Wednesday, September 14, 2011


Our high temperature of 107° yesterday marked the 70th day this summer that the temperature has attained triple digit marks. The old record of 69 days was set back in that horrendous summer of 1980, but we were better or worse, like the heat or not. Putting this all in perspective – our average number of summer days at 100° or above is eighteen (18) so we are literally in a rarified atmosphere all thanks to La Nina and a dome of high pressure that just won’t move. Despite some thundershowers to our northwest this morning we will probably hit 100° again today further solidifying our hold on the record.

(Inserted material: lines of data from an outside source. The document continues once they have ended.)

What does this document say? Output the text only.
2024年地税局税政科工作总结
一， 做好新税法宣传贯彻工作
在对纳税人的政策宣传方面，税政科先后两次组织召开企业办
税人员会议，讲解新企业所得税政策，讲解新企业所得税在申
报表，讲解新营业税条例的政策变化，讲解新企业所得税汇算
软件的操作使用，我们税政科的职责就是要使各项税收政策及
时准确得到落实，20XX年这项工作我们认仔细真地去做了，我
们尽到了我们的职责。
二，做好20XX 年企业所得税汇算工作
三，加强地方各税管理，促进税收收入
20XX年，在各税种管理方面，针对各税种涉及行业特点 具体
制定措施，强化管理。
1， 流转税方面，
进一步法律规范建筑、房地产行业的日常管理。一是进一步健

We are not alone with cities and regions all across the southwest setting equally impressive marks. Even in the deep Piney Woods of east Texas my old haunt of Lufkin set a new record this year. Horror of horrors with their recently extended burn ban, no barbecuing is even allowed…

Long after this record fails to impress and is lost in weather history, the effects of this heat wave will be felt. As we have reported in earlier posts, already compromised building foundations, streets and other utilities are continuing to deteriorate. The Texas power grid has been pushed into the red zone and beyond. Texas agriculture and ranching have been substantially compromised and probably changed forever. The long term effects of the drought will soon be seen in the trees and landscapes of our area. Already over three and one half million acres have burned in Texas including numerous new fires and the horrendous Bastrop fire near Austin which after two weeks and the heroics of firefighters is still only 60% contained. The area has been described alternately as a war zone and “volcanic” by state officials.

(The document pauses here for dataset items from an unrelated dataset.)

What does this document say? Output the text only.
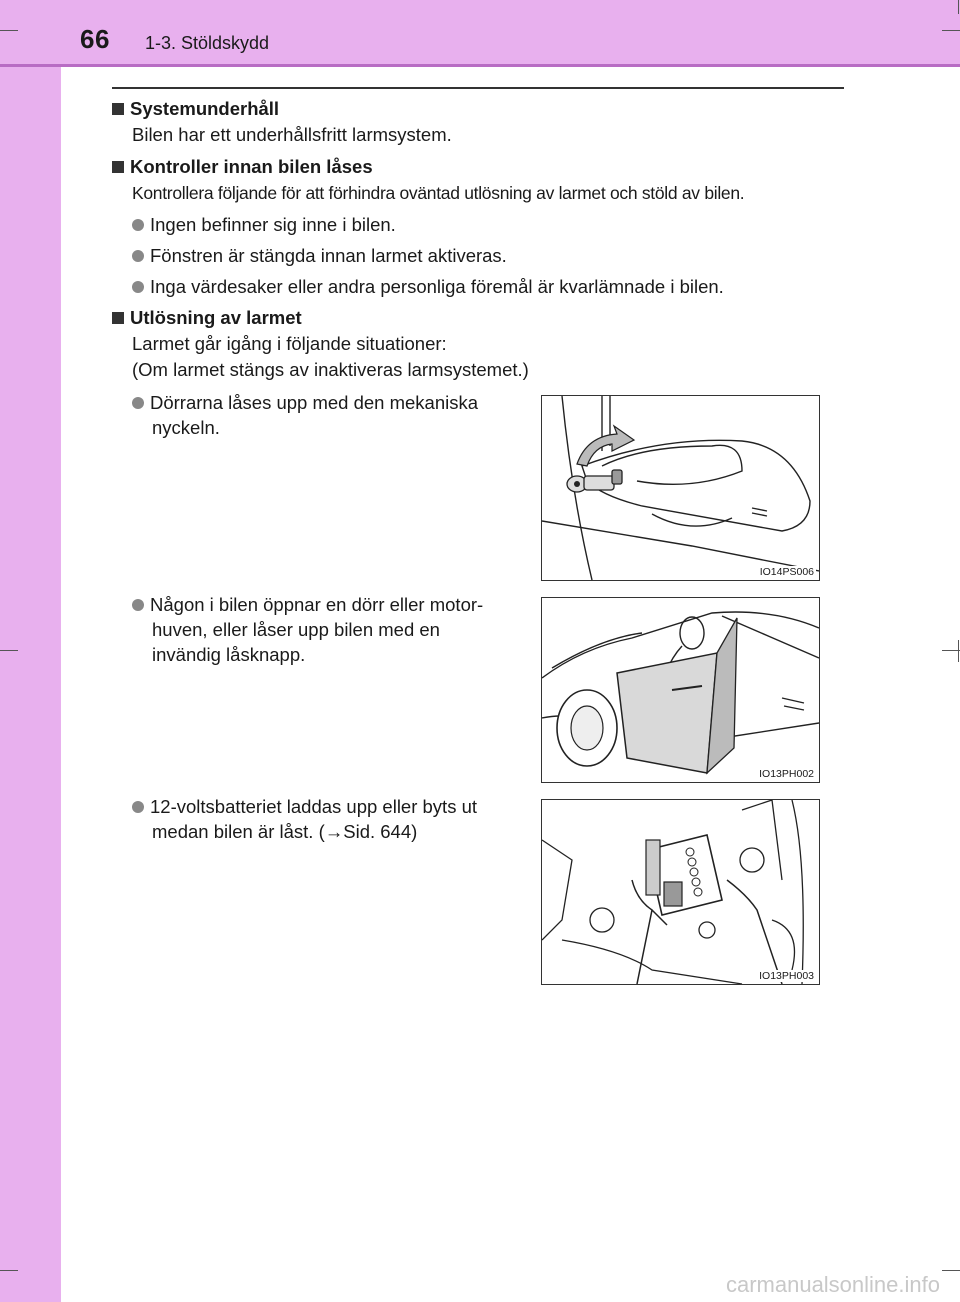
66 1-3. Stöldskydd
Systemunderhåll
Bilen har ett underhållsfritt larmsystem.
Kontroller innan bilen låses
Kontrollera följande för att förhindra oväntad utlösning av larmet och stöld av bilen.
Ingen befinner sig inne i bilen.
Fönstren är stängda innan larmet aktiveras.
Inga värdesaker eller andra personliga föremål är kvarlämnade i bilen.
Utlösning av larmet
Larmet går igång i följande situationer:
(Om larmet stängs av inaktiveras larmsystemet.)
Dörrarna låses upp med den mekaniska
nyckeln.
IO14PS006
Någon i bilen öppnar en dörr eller motor-
huven, eller låser upp bilen med en
invändig låsknapp.
IO13PH002
12-voltsbatteriet laddas upp eller byts ut
medan bilen är låst. (→Sid. 644)
IO13PH003
carmanualsonline.info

No sense of pride here, just survival. Questions heard on the street include, “Where’s a hurricane when you need one?” and “Can a tee shirt be far behind?”


Ned Buxton

PS. That morning rain never arrived save a few scattered drops that just seemed meant to tantalize. The Bastrop fire is now 75% contained though has now attained status as the worst fire in Texas history. Last night the recovery process was in full swing as the Bastrop Bears defeated San Marcos Rattlers, 48-23 in football. During the halftime ceremonies the community honored and thanked all the first responders and firefighters who continue to work on their behalf.